Every August, followers of the Universal White Brotherhood converge from across the world on the Rila lakes, at an altitude of 2,100 metres (6,900 feet), to celebrate the beginning of their new year at the height of summer.
The highlight of the day is “paneurhythmy,” a dance-like ritual that pilgrims perform in large concentric circles, creating a striking image on the verdant mountain plain.
The esoteric society combining Christianity and Indian mysticism believes that positive cosmic energy is at its strongest here around August 19 and that paneurhythmy will help them channel it and spread it around the world.
“We come to Rila before the feast to cleanse ourselves from the mud of everyday big-city life with the energy of this place and with positive thinking,” Alexandrina Stoilova, 80, told Agence France-Presse, adjusting her wide-brimmed white hat before joining in the rituals.

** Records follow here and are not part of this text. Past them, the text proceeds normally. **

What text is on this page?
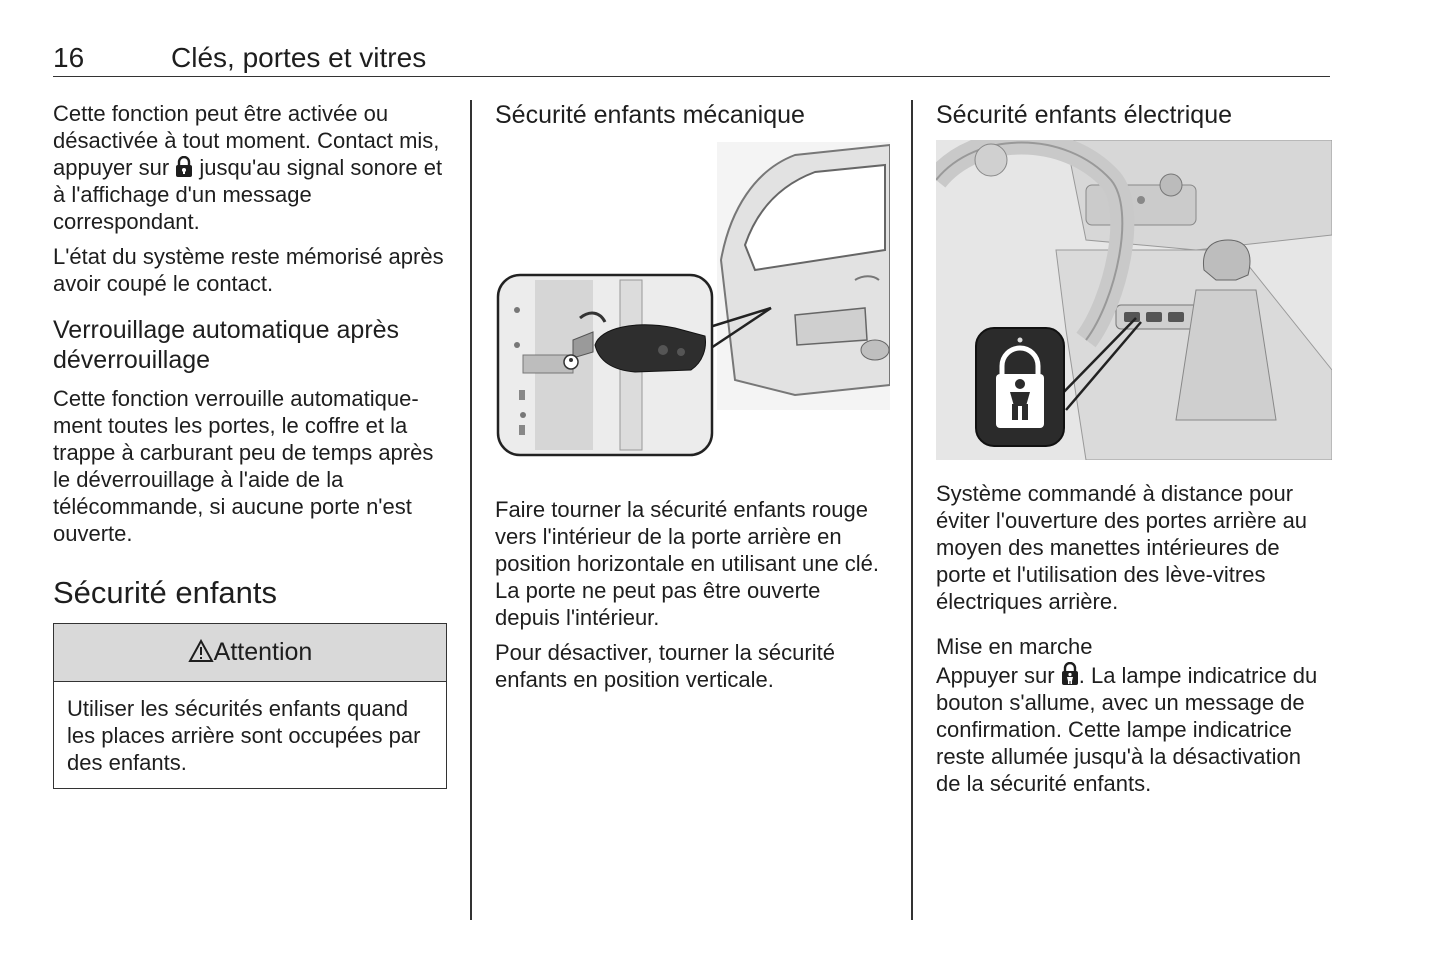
16	Clés, portes et vitres

Cette fonction peut être activée ou désactivée à tout moment. Contact mis, appuyer sur  jusqu'au signal sonore et à l'affichage d'un message correspondant.

L'état du système reste mémorisé après avoir coupé le contact.

Verrouillage automatique après déverrouillage

Cette fonction verrouille automatiquement toutes les portes, le coffre et la trappe à carburant peu de temps après le déverrouillage à l'aide de la télécommande, si aucune porte n'est ouverte.

Sécurité enfants
Attention
Utiliser les sécurités enfants quand les places arrière sont occupées par des enfants.
Sécurité enfants mécanique

Faire tourner la sécurité enfants rouge vers l'intérieur de la porte arrière en position horizontale en utilisant une clé. La porte ne peut pas être ouverte depuis l'intérieur.

Pour désactiver, tourner la sécurité enfants en position verticale.

Sécurité enfants électrique

Système commandé à distance pour éviter l'ouverture des portes arrière au moyen des manettes intérieures de porte et l'utilisation des lève-vitres électriques arrière.

Mise en marche

Appuyer sur . La lampe indicatrice du bouton s'allume, avec un message de confirmation. Cette lampe indicatrice reste allumée jusqu'à la désactivation de la sécurité enfants.
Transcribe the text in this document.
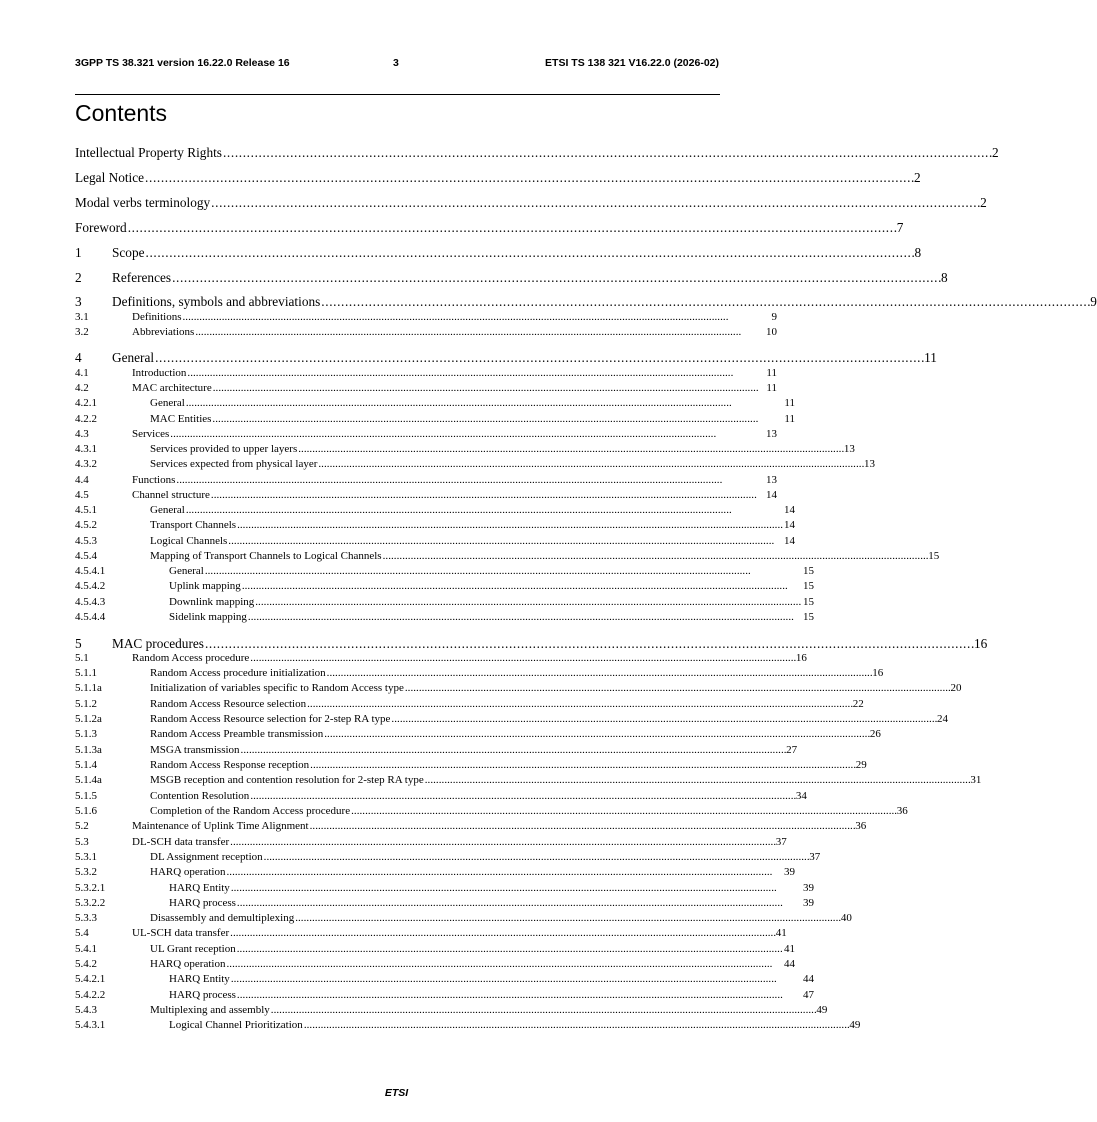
3GPP TS 38.321 version 16.22.0 Release 16	3	ETSI TS 138 321 V16.22.0 (2026-02)
Contents
Intellectual Property Rights . . .	2
Legal Notice . . .	2
Modal verbs terminology . . .	2
Foreword . . .	7
1 Scope . . .	8
2 References . . .	8
3 Definitions, symbols and abbreviations . . .	9
3.1	Definitions . . .	9
3.2	Abbreviations . . .	10
4 General . . .	11
4.1	Introduction . . .	11
4.2	MAC architecture . . .	11
4.2.1	General . . .	11
4.2.2	MAC Entities . . .	11
4.3	Services . . .	13
4.3.1	Services provided to upper layers . . .	13
4.3.2	Services expected from physical layer . . .	13
4.4	Functions . . .	13
4.5	Channel structure . . .	14
4.5.1	General . . .	14
4.5.2	Transport Channels . . .	14
4.5.3	Logical Channels . . .	14
4.5.4	Mapping of Transport Channels to Logical Channels . . .	15
4.5.4.1	General . . .	15
4.5.4.2	Uplink mapping . . .	15
4.5.4.3	Downlink mapping . . .	15
4.5.4.4	Sidelink mapping . . .	15
5 MAC procedures . . .	16
5.1	Random Access procedure . . .	16
5.1.1	Random Access procedure initialization . . .	16
5.1.1a	Initialization of variables specific to Random Access type . . .	20
5.1.2	Random Access Resource selection . . .	22
5.1.2a	Random Access Resource selection for 2-step RA type . . .	24
5.1.3	Random Access Preamble transmission . . .	26
5.1.3a	MSGA transmission . . .	27
5.1.4	Random Access Response reception . . .	29
5.1.4a	MSGB reception and contention resolution for 2-step RA type . . .	31
5.1.5	Contention Resolution . . .	34
5.1.6	Completion of the Random Access procedure . . .	36
5.2	Maintenance of Uplink Time Alignment . . .	36
5.3	DL-SCH data transfer . . .	37
5.3.1	DL Assignment reception . . .	37
5.3.2	HARQ operation . . .	39
5.3.2.1	HARQ Entity . . .	39
5.3.2.2	HARQ process . . .	39
5.3.3	Disassembly and demultiplexing . . .	40
5.4	UL-SCH data transfer . . .	41
5.4.1	UL Grant reception . . .	41
5.4.2	HARQ operation . . .	44
5.4.2.1	HARQ Entity . . .	44
5.4.2.2	HARQ process . . .	47
5.4.3	Multiplexing and assembly . . .	49
5.4.3.1	Logical Channel Prioritization . . .	49
ETSI
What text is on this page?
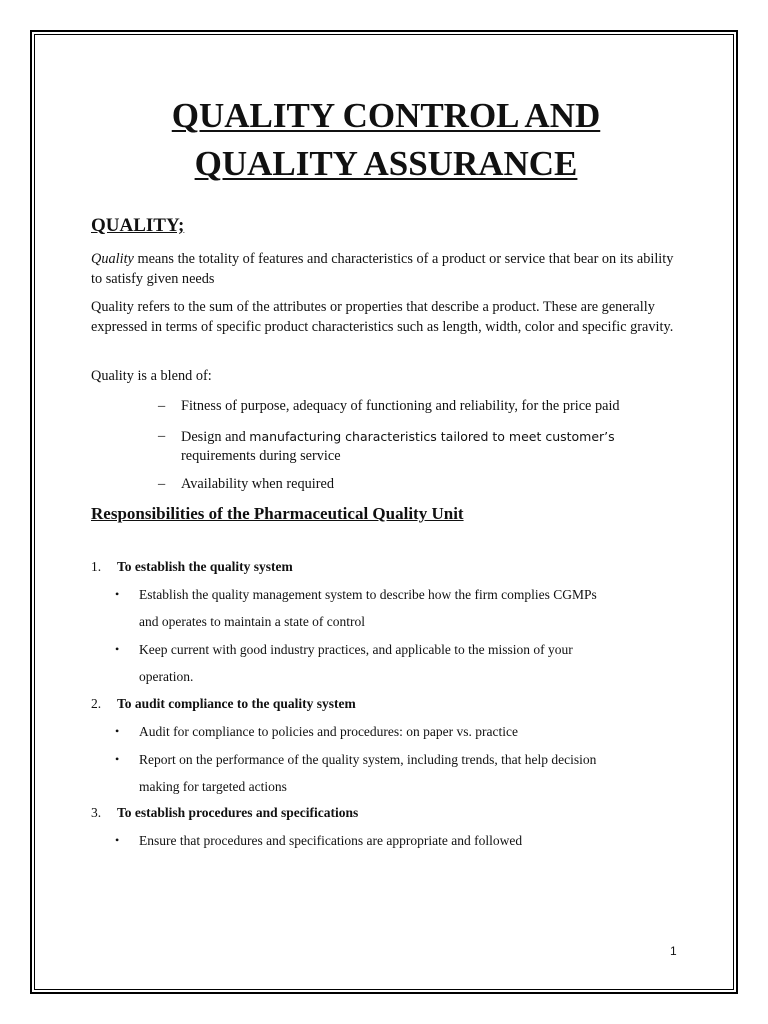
QUALITY CONTROL AND QUALITY ASSURANCE
QUALITY;

Quality means the totality of features and characteristics of a product or service that bear on its ability to satisfy given needs

Quality refers to the sum of the attributes or properties that describe a product. These are generally expressed in terms of specific product characteristics such as length, width, color and specific gravity.

Quality is a blend of:

– Fitness of purpose, adequacy of functioning and reliability, for the price paid
– Design and manufacturing characteristics tailored to meet customer’s
requirements during service
– Availability when required
Responsibilities of the Pharmaceutical Quality Unit
1. To establish the quality system
• Establish the quality management system to describe how the firm complies CGMPs and operates to maintain a state of control
• Keep current with good industry practices, and applicable to the mission of your operation.
2. To audit compliance to the quality system
• Audit for compliance to policies and procedures: on paper vs. practice
• Report on the performance of the quality system, including trends, that help decision making for targeted actions
3. To establish procedures and specifications
• Ensure that procedures and specifications are appropriate and followed
1
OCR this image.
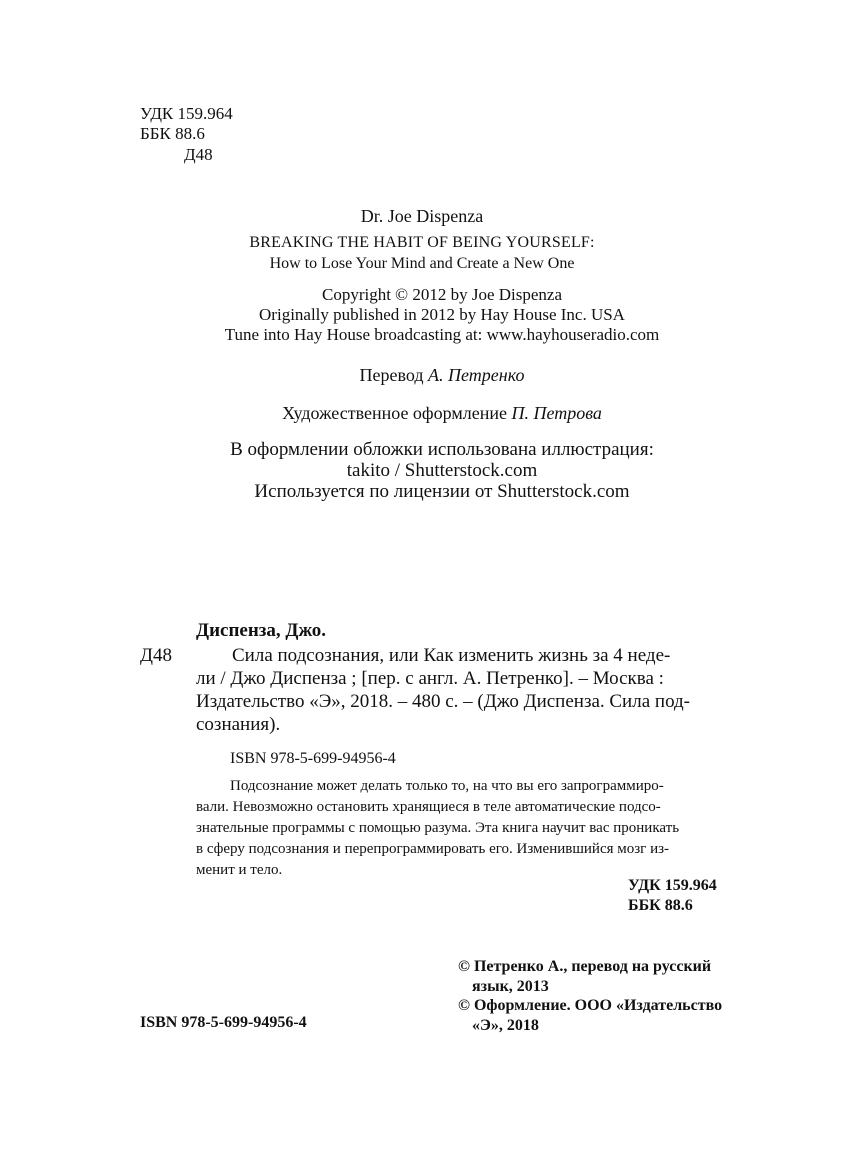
УДК 159.964
ББК 88.6
Д48
Dr. Joe Dispenza
BREAKING THE HABIT OF BEING YOURSELF:
How to Lose Your Mind and Create a New One
Copyright © 2012 by Joe Dispenza
Originally published in 2012 by Hay House Inc. USA
Tune into Hay House broadcasting at: www.hayhouseradio.com
Перевод А. Петренко
Художественное оформление П. Петрова
В оформлении обложки использована иллюстрация:
takito / Shutterstock.com
Используется по лицензии от Shutterstock.com
Диспенза, Джо.
Д48	Сила подсознания, или Как изменить жизнь за 4 неде-
ли / Джо Диспенза ; [пер. с англ. А. Петренко]. – Москва :
Издательство «Э», 2018. – 480 с. – (Джо Диспенза. Сила под-
сознания).
ISBN 978-5-699-94956-4
Подсознание может делать только то, на что вы его запрограммиро-
вали. Невозможно остановить хранящиеся в теле автоматические подсо-
знательные программы с помощью разума. Эта книга научит вас проникать
в сферу подсознания и перепрограммировать его. Изменившийся мозг из-
менит и тело.
УДК 159.964
ББК 88.6
ISBN 978-5-699-94956-4
© Петренко А., перевод на русский
язык, 2013
© Оформление. ООО «Издательство
«Э», 2018
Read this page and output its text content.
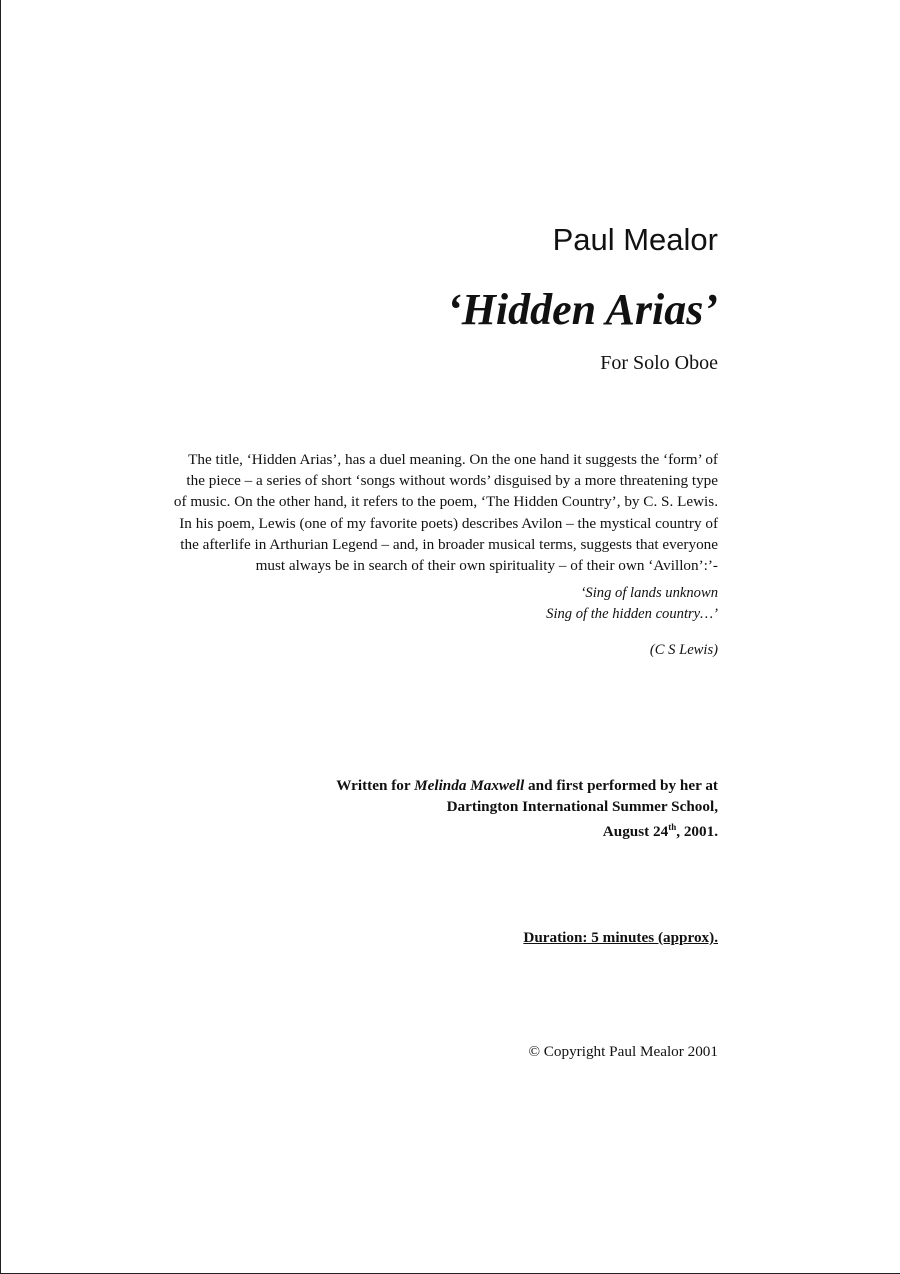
Paul Mealor
‘Hidden Arias’
For Solo Oboe
The title, ‘Hidden Arias’, has a duel meaning. On the one hand it suggests the ‘form’ of
the piece – a series of short ‘songs without words’ disguised by a more threatening type
of music. On the other hand, it refers to the poem, ‘The Hidden Country’, by C. S. Lewis.
In his poem, Lewis (one of my favorite poets) describes Avilon – the mystical country of
the afterlife in Arthurian Legend – and, in broader musical terms, suggests that everyone
must always be in search of their own spirituality – of their own ‘Avillon’:’-
‘Sing of lands unknown
Sing of the hidden country…’
(C S Lewis)
Written for Melinda Maxwell and first performed by her at
Dartington International Summer School,
August 24th, 2001.
Duration: 5 minutes (approx).
© Copyright Paul Mealor 2001
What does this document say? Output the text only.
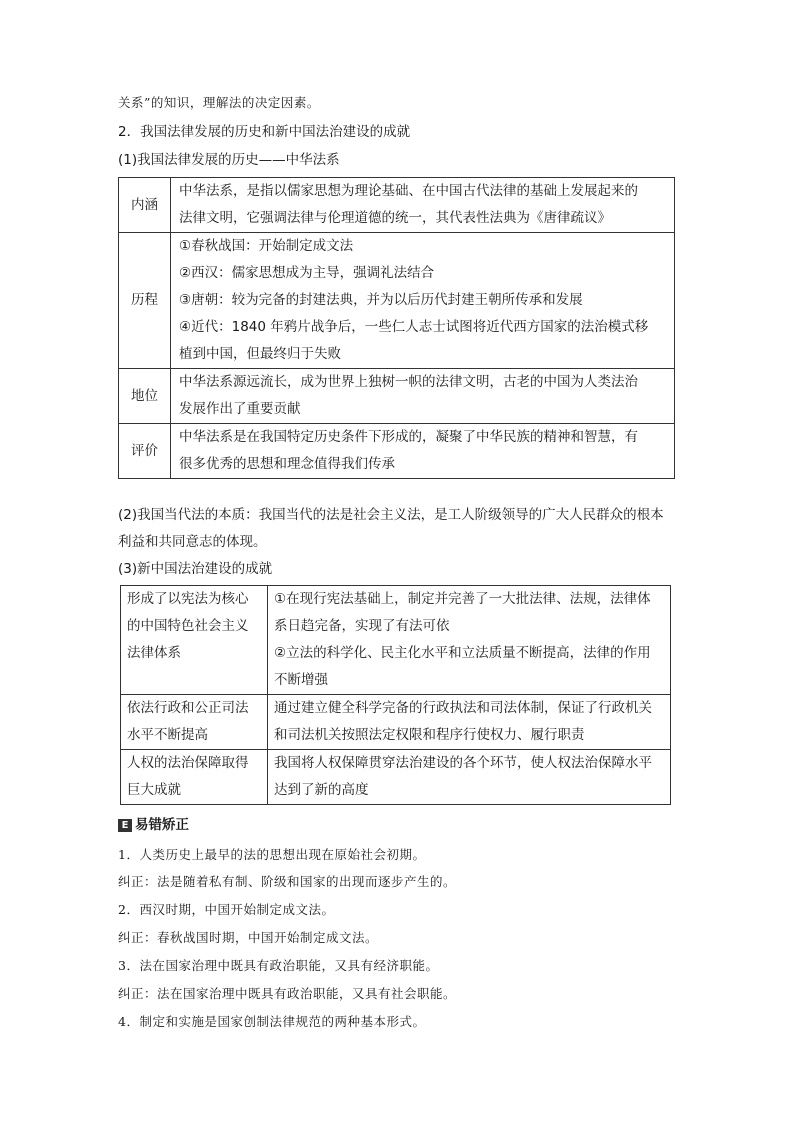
关系”的知识，理解法的决定因素。
2．我国法律发展的历史和新中国法治建设的成就
(1)我国法律发展的历史——中华法系
内涵	中华法系，是指以儒家思想为理论基础、在中国古代法律的基础上发展起来的
法律文明，它强调法律与伦理道德的统一，其代表性法典为《唐律疏议》

历程	①春秋战国：开始制定成文法
②西汉：儒家思想成为主导，强调礼法结合
③唐朝：较为完备的封建法典，并为以后历代封建王朝所传承和发展
④近代：1840 年鸦片战争后，一些仁人志士试图将近代西方国家的法治模式移
植到中国，但最终归于失败

地位	中华法系源远流长，成为世界上独树一帜的法律文明，古老的中国为人类法治
发展作出了重要贡献

评价	中华法系是在我国特定历史条件下形成的，凝聚了中华民族的精神和智慧，有
很多优秀的思想和理念值得我们传承
(2)我国当代法的本质：我国当代的法是社会主义法，是工人阶级领导的广大人民群众的根本
利益和共同意志的体现。
(3)新中国法治建设的成就
形成了以宪法为核心
的中国特色社会主义
法律体系	①在现行宪法基础上，制定并完善了一大批法律、法规，法律体
系日趋完备，实现了有法可依
②立法的科学化、民主化水平和立法质量不断提高，法律的作用
不断增强

依法行政和公正司法
水平不断提高	通过建立健全科学完备的行政执法和司法体制，保证了行政机关
和司法机关按照法定权限和程序行使权力、履行职责

人权的法治保障取得
巨大成就	我国将人权保障贯穿法治建设的各个环节，使人权法治保障水平
达到了新的高度
E 易错矫正
1．人类历史上最早的法的思想出现在原始社会初期。
纠正：法是随着私有制、阶级和国家的出现而逐步产生的。
2．西汉时期，中国开始制定成文法。
纠正：春秋战国时期，中国开始制定成文法。
3．法在国家治理中既具有政治职能，又具有经济职能。
纠正：法在国家治理中既具有政治职能，又具有社会职能。
4．制定和实施是国家创制法律规范的两种基本形式。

The pilgrims, who address each other as “brother” and “sister,” camp near the Seven Rila Lakes, greeting the sunrise with prayers and meditation before hiking up to the nearby plateau to practise paneurhythmy. They also attend lectures to open their souls and fill them with positive energy.
The spiritual school, founded by Bulgarian theologian Peter Deunov in 1897, emphasises brotherly love, healthy habits, positive thinking and living in harmony with nature.
It does not keep track of its numbers but is believed to have tens of thousands of followers worldwide, possibly more.
Deunov—also known as Master Beinsa Douno—began developing paneurhythmy and taking his followers camping to Rila in the 1930s, by which time they numbered around 40,000.
The Bulgarian government later recognised the positive health effects of his “cosmic rhythm” exercises, and paneurhythmy was experimentally taught in a Sofia school as a physical education option.
But World War II and the installation of communist rule in Bulgaria in 1944 drove the movement underground.
“Paneurhythmy was practised in secret and people still came to Rila even if it was officially banned,” said 68-year-old Hristo Madjarov, one of the movement’s lecturers and a long-time follower.
“Things got worse after 1957, when the authorities confiscated and burned our books and many brothers and sisters were sacked from their jobs.”
Authorities closely monitored meetings in Sofia, and the secret police often questioned members, Madjarov added.
Even now, the Universal White Brotherhood remains at odds with the Christian Orthodox Church, which has dismissed it as a sect.
After the fall of communism in 1989, however, the brotherhood was officially registered as a religious movement, and by 2007 Deunov had gained so much stature that he ranked second among the greatest Bulgarians in a 2007 state television poll.
His movement has also grown abroad: from France—where Deunov’s disciple Mihail Ivanov, better known as Omraam Mikhael Aivanhov, first spread his teachings—to Belgium and Switzerland, and as far as Canada, Mexico, Iceland and the Democratic Republic of Congo.